The pattern I'm seeing: the smaller and more specific the community, the better everything converts. Broad reach is a trap at this stage.

Nika

@virtualviki How the 0.21/install was achieved? I assume it was organic. Or did you run any ads or?

Feel free to share that comment so I can know how I can comment better :D

Viktoriia

@busmark_w_nika The $0.21/install was paid - a small Telegram channel (~3K subscribers) focused on aesthetic self-care content. Very niche, very targeted audience. That's what made the difference vs bigger channels.

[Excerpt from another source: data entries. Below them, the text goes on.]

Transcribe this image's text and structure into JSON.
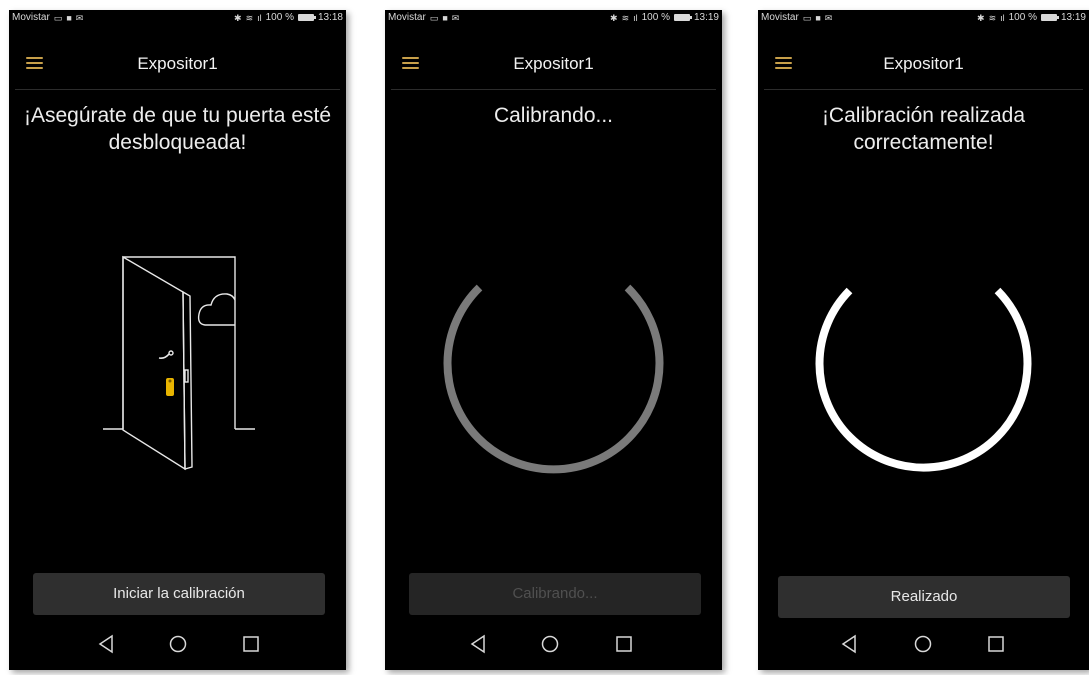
{
  "screens": [
    {
      "status": {
        "carrier": "Movistar",
        "battery": "100 %",
        "time": "13:18"
      },
      "app_title": "Expositor1",
      "headline": "¡Asegúrate de que tu puerta esté desbloqueada!",
      "button_label": "Iniciar la calibración",
      "button_enabled": true
    },
    {
      "status": {
        "carrier": "Movistar",
        "battery": "100 %",
        "time": "13:19"
      },
      "app_title": "Expositor1",
      "headline": "Calibrando...",
      "button_label": "Calibrando...",
      "button_enabled": false
    },
    {
      "status": {
        "carrier": "Movistar",
        "battery": "100 %",
        "time": "13:19"
      },
      "app_title": "Expositor1",
      "headline": "¡Calibración realizada correctamente!",
      "button_label": "Realizado",
      "button_enabled": true
    }
  ],
  "icons": {
    "menu": "hamburger-icon",
    "back": "back-triangle-icon",
    "home": "home-circle-icon",
    "recents": "recents-square-icon"
  },
  "colors": {
    "background": "#000000",
    "accent": "#c8a04a",
    "lock": "#e8b400",
    "ring_progress": "#7a7a7a",
    "ring_done": "#ffffff",
    "button": "#2f2f2f"
  }
}
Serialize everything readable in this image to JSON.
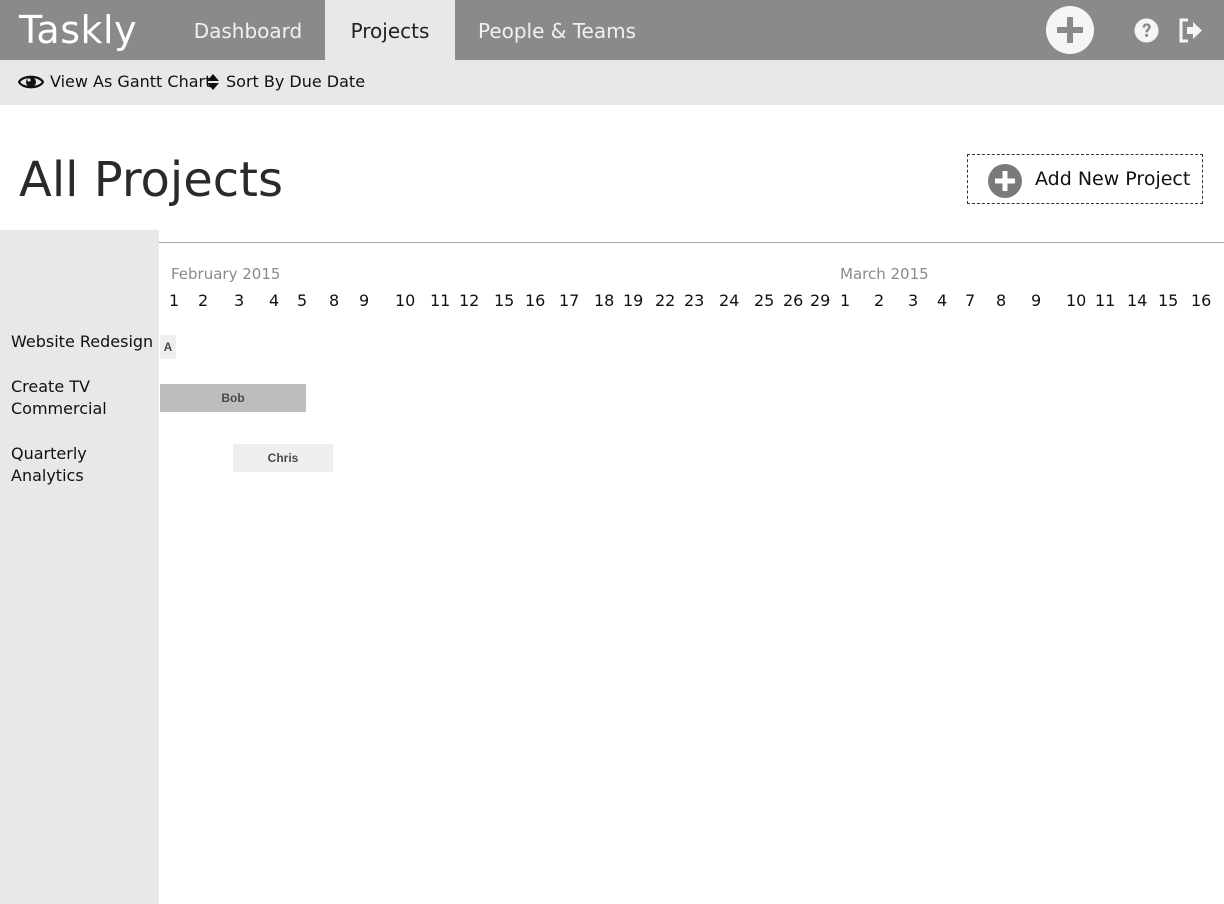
{
  "app": {
    "brand": "Taskly"
  },
  "nav": {
    "tabs": [
      {
        "label": "Dashboard",
        "active": false
      },
      {
        "label": "Projects",
        "active": true
      },
      {
        "label": "People & Teams",
        "active": false
      }
    ]
  },
  "toolbar": {
    "view_label": "View As Gantt Chart",
    "sort_label": "Sort By Due Date"
  },
  "page": {
    "title": "All Projects",
    "add_label": "Add New Project"
  },
  "gantt": {
    "months": [
      "February 2015",
      "March 2015"
    ],
    "days": [
      "1",
      "2",
      "3",
      "4",
      "5",
      "8",
      "9",
      "10",
      "11",
      "12",
      "15",
      "16",
      "17",
      "18",
      "19",
      "22",
      "23",
      "24",
      "25",
      "26",
      "29",
      "1",
      "2",
      "3",
      "4",
      "7",
      "8",
      "9",
      "10",
      "11",
      "14",
      "15",
      "16"
    ],
    "projects": [
      {
        "name": "Website Redesign",
        "assignee": "A"
      },
      {
        "name": "Create TV Commercial",
        "assignee": "Bob"
      },
      {
        "name": "Quarterly Analytics",
        "assignee": "Chris"
      }
    ]
  },
  "colors": {
    "nav_bg": "#8a8a8a",
    "toolbar_bg": "#e8e8e8",
    "bar_dark": "#bdbdbd",
    "bar_light": "#efefef"
  }
}
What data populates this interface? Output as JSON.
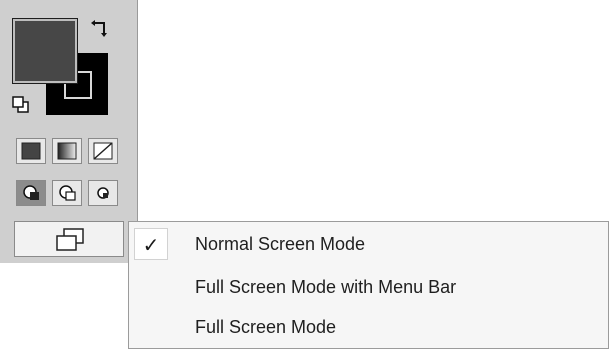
{
  "toolbox": {
    "foreground_color": "#474747",
    "background_color": "#000000",
    "swap_icon": "swap-arrows-icon",
    "default_icon": "default-colors-icon",
    "fill_buttons": [
      {
        "name": "solid-color-fill",
        "icon": "solid-fill-icon"
      },
      {
        "name": "gradient-fill",
        "icon": "gradient-fill-icon"
      },
      {
        "name": "no-fill",
        "icon": "no-fill-icon"
      }
    ],
    "mask_buttons": [
      {
        "name": "mask-mode-1",
        "icon": "mask-1-icon",
        "active": true
      },
      {
        "name": "mask-mode-2",
        "icon": "mask-2-icon",
        "active": false
      },
      {
        "name": "mask-mode-3",
        "icon": "mask-3-icon",
        "active": false
      }
    ],
    "screen_mode_icon": "screen-mode-icon"
  },
  "screen_mode_menu": {
    "items": [
      {
        "label": "Normal Screen Mode",
        "checked": true
      },
      {
        "label": "Full Screen Mode with Menu Bar",
        "checked": false
      },
      {
        "label": "Full Screen Mode",
        "checked": false
      }
    ],
    "check_glyph": "✓"
  }
}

The Threads spike was completely organic. I woke up one morning and saw a post asking "share a cool app you use every day." I just answered honestly — that I'd always been looking for a task manager with full personalization, never found one, so I built my own. That's it. No pitch, no link in the first sentence, just a genuine story.

Nika

@virtualviki aaa okay, I thought that in Telegram, ads are running the same way as in Meta (I do not have that one platform). Now I realised you paid someone with a bigger channel to publish your post there. Makes sense now to me :)

Viktoriia

@busmark_w_nika Exactly! It's basically influencer marketing but for Telegram channels - you pay the channel owner directly to post your content to their audience. Much more straightforward than Meta ads, and way cheaper when you find the right niche channel 😊

Nayan Surya

I have seen those adds where the ad starts with 3 Reasons why minimalist phone..... something. I will be honest I saw it like 10 times atleast and in the end I gave it a try although my phone usage is not that much so I got rid of it but its a solid product. My point here is your ads do work in pushing customers try it out atleast!

Nika

@nayan_surya98 yeah, there are many retargeting ads, and we are trying to push them not only to new users, but also the existing ones to improve awareness and strengthen the position.